Release Details

LABEL Lifeforce Records
RELEASED ON 1/27/2004




Herod

For Whom The Gods Would Destroy

5.7
posted on 2/2004   By: Chris Sessions

Writing reviews kind of worries me. After you hear enough of the sound-the-same bullshit bands it just stands to reason you will start to get hypercritical from a personal standpoint. You have to listen to all the records, the good, the bad, and the overwhelmingly vast amount of mediocre products at least three times to get a measure of what you are hearing. You will get tired of the stuff that used to crank you when you were a poor sap buying records like everyone else. That's a real problem with critics, I believe. There is a difference between what we get to hear and what most people get to hear. If you could hear all the stuff critics do, you would get the same way.

So I work hard to try and stay grounded in my barely a record-a-month days, scrounging used racks, reading fifty top ten lists to try to get an idea of what was worth my month's worth of spending money to buy...and I think I do a fair job. But that is really for you to decide.

But sometimes you have to listen to something that, even if you try to look at it a different way, traps you from the get-go with the opinion that you are listening to something...poor, contrived, and built to appeal. It's not so much to fans of a kind of music, but the ones who really don't know what's out there, who maybe just got over their Damaged fandom and latched on to the edgier, heavier sounds of a Killswitch Engage, say. In fact, if you took the sung parts of KE and made a band out of just those parts...well, you might get something like Herod.

And if you added some of the most disturbingly scattershot riffing and drumming and guitarists who sound like they WANT to shred, but have spent the last ten years not shredding and are now shreddingly handicapped...and songwriting that can't tell if wants to pay homage to Iron Maiden or Shades Apart...well you might get something like Herod.

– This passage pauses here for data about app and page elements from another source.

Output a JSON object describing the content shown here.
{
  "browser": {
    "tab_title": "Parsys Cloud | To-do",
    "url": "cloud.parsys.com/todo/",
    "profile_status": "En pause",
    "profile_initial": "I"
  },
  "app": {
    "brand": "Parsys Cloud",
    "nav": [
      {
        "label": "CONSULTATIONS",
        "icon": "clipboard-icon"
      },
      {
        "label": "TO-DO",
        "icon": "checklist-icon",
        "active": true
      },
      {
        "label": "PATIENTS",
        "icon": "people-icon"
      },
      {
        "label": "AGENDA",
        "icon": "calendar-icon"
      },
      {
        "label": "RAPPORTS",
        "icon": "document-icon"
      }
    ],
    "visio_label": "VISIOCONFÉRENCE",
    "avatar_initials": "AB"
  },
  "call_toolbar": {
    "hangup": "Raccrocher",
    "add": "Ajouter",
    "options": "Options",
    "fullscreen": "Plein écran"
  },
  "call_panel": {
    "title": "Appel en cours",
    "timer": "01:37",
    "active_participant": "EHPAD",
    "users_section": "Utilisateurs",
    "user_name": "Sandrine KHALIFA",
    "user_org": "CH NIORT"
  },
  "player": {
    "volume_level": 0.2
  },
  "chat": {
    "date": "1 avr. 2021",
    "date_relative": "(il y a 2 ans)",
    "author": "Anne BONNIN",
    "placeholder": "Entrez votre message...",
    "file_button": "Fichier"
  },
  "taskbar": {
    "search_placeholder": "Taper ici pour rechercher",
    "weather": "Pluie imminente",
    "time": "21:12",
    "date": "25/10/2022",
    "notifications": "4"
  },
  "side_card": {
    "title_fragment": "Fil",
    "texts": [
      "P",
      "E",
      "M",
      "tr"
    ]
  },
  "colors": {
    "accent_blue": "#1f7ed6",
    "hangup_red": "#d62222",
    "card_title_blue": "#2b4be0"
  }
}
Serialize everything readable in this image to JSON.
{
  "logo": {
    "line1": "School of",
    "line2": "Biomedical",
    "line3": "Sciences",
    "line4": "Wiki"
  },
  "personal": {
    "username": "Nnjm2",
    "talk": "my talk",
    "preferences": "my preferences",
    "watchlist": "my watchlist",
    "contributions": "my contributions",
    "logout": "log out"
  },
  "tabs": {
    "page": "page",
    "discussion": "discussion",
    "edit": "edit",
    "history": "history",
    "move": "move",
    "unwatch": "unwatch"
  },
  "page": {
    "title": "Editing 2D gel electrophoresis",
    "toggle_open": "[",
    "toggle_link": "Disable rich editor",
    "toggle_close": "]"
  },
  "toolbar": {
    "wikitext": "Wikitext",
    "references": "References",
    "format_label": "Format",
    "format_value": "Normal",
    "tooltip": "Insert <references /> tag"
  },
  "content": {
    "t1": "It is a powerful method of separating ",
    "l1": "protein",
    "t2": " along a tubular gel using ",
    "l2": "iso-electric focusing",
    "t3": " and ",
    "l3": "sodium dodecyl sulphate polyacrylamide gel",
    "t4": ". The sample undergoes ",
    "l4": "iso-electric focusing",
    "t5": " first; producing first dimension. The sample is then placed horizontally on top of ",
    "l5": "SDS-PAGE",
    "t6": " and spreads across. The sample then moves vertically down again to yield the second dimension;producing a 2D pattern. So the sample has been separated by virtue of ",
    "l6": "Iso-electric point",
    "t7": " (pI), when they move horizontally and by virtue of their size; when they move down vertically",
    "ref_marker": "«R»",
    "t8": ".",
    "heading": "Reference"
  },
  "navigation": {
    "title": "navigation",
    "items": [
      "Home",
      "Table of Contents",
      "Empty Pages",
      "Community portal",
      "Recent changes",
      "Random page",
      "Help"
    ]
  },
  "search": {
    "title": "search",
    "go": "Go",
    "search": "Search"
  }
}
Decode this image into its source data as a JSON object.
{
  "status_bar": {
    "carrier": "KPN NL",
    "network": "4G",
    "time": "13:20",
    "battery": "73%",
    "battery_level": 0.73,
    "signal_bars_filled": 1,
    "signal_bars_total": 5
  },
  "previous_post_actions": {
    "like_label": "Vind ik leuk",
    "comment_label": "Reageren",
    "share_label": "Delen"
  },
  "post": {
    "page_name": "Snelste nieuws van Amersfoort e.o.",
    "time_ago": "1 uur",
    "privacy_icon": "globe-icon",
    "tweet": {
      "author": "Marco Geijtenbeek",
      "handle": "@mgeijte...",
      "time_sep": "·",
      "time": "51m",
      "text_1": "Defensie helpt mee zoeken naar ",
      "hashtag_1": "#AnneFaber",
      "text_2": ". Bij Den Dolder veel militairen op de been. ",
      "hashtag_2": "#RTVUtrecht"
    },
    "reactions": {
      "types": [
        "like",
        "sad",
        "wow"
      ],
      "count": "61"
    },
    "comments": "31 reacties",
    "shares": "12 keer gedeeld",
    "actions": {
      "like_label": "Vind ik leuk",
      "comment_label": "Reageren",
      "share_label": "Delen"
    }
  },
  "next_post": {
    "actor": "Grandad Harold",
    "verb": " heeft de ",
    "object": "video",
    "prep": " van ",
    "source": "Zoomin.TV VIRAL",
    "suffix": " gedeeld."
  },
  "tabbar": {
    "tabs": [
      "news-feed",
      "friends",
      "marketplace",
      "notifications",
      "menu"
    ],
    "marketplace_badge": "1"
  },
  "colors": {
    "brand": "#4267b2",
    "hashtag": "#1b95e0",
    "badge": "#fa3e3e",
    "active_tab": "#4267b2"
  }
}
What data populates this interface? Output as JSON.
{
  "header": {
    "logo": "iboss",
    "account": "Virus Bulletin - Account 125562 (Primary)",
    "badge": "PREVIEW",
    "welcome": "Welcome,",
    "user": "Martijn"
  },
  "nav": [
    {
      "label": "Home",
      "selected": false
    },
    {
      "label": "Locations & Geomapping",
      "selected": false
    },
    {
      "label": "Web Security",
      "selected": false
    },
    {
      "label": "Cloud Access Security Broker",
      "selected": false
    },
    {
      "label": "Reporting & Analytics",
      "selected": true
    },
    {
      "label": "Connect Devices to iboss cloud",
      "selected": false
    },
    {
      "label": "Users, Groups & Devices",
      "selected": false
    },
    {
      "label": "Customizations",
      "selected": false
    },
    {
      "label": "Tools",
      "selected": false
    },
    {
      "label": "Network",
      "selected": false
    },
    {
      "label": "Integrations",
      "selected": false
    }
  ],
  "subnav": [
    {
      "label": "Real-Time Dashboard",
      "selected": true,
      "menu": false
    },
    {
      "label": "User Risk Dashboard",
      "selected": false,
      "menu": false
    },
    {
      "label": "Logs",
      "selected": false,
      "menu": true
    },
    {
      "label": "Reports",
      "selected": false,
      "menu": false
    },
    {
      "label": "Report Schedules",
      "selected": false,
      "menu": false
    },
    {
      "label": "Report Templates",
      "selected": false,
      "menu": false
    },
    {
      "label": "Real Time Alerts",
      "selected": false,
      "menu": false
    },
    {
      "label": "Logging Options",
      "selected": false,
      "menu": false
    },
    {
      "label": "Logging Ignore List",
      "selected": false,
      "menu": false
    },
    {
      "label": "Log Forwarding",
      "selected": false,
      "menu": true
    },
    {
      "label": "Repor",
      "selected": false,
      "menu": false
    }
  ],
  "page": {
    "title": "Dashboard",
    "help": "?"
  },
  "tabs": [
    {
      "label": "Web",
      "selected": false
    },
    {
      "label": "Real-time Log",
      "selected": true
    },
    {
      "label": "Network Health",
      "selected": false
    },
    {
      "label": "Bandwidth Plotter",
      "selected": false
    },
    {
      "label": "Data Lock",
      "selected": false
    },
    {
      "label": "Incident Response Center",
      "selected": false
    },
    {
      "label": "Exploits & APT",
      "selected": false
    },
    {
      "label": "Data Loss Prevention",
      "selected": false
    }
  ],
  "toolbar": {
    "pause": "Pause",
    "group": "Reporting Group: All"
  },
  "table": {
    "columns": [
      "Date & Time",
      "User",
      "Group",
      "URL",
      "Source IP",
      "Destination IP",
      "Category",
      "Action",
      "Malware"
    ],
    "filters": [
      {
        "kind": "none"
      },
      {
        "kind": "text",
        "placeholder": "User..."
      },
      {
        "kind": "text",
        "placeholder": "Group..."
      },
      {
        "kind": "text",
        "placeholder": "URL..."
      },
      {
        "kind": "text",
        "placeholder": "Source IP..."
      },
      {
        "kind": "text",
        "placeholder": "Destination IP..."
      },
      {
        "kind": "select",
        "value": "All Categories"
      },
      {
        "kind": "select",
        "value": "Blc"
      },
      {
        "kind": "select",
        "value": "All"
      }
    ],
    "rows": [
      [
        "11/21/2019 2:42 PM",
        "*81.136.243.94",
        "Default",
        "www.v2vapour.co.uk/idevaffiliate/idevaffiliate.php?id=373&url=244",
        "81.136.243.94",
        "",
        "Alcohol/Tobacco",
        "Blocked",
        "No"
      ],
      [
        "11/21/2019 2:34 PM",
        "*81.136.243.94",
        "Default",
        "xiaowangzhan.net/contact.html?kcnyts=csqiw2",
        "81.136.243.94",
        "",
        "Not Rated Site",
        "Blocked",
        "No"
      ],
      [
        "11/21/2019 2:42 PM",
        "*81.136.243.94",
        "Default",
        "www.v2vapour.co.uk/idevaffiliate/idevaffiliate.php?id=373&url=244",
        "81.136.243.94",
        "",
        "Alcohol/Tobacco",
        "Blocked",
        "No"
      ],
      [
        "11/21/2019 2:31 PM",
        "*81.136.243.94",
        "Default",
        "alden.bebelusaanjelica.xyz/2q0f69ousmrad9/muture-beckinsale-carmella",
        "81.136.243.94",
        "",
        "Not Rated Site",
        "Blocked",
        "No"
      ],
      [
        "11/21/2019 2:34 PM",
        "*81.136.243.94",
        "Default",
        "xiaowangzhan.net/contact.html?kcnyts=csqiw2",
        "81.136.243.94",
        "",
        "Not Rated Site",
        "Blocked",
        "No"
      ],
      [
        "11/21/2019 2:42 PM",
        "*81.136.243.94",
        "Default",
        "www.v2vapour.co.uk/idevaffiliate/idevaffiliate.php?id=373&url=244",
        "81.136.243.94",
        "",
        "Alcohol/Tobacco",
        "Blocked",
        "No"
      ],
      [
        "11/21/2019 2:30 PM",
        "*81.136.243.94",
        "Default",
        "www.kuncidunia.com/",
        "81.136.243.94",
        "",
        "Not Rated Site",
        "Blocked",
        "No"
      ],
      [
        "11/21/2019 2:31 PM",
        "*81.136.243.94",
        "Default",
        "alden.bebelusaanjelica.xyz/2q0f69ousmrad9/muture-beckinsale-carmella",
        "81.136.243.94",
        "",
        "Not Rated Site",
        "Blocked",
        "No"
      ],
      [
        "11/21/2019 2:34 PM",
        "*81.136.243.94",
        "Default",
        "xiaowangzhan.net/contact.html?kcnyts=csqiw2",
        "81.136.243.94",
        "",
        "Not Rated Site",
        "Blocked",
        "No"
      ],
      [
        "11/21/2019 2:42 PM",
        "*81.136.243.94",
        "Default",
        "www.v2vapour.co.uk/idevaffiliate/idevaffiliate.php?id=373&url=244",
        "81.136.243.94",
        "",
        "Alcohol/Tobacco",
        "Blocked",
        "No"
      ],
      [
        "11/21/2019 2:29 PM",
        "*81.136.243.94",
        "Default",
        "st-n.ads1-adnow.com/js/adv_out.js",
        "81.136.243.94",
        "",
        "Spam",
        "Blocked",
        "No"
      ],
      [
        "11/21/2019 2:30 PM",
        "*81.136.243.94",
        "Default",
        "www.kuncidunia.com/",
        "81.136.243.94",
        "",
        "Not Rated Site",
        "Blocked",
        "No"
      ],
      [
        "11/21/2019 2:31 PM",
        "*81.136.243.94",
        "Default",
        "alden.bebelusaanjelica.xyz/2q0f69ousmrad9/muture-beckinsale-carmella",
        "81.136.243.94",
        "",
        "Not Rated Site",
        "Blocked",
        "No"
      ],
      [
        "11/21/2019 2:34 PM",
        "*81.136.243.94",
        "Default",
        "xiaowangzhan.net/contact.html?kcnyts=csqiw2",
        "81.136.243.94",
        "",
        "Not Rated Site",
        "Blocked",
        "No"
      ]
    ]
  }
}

The thing is, ever since I heard Last Serenade by Killswitch, I knew what was coming. And Herod are the vanguard of the invasion. Call it post-nu, or mediocore. A proclaimed love for the eighties power and thrash scene, combined with a decade of watered down popmetal, but given a slight urgency by a touch of hardcore. OK, it's not a bad idea I guess, but this sounds...thrown together. A hurried attempt to be one of the wave catchers before the scene erupts and becomes played out. I mean, it's entirely probable that all these guys are truly trying to capture the spirit of eighties style metal. But instead of sounding road worn and time tested, they sound confused and disoriented, like a sixteen year old fresh from getting his driver's licence trying to compete in the Daytona 500.

There are pluses. The production is rich and crisp, although the singer is far too up in the mix. And when the band hits its groove, they can be quite compelling. It's not a bad bunch of musicians. They CAN play. And singer's voice, despite sounding hackneyed before the fact, is at least capable and emotive.

Bottom Line: What I am trying to say is I feel like I am hearing the next big thing and I don't like it. At least not the way it's being presented here. There is a good band on this disc, with a shitload of potential, but they are not going to achieve it doing what they are here. They already sound bland and overdone after just three listens. It will be a shame if this is all they ever accomplish, but maybe it's all they really want. Time will tell. As for this CD? Not for me.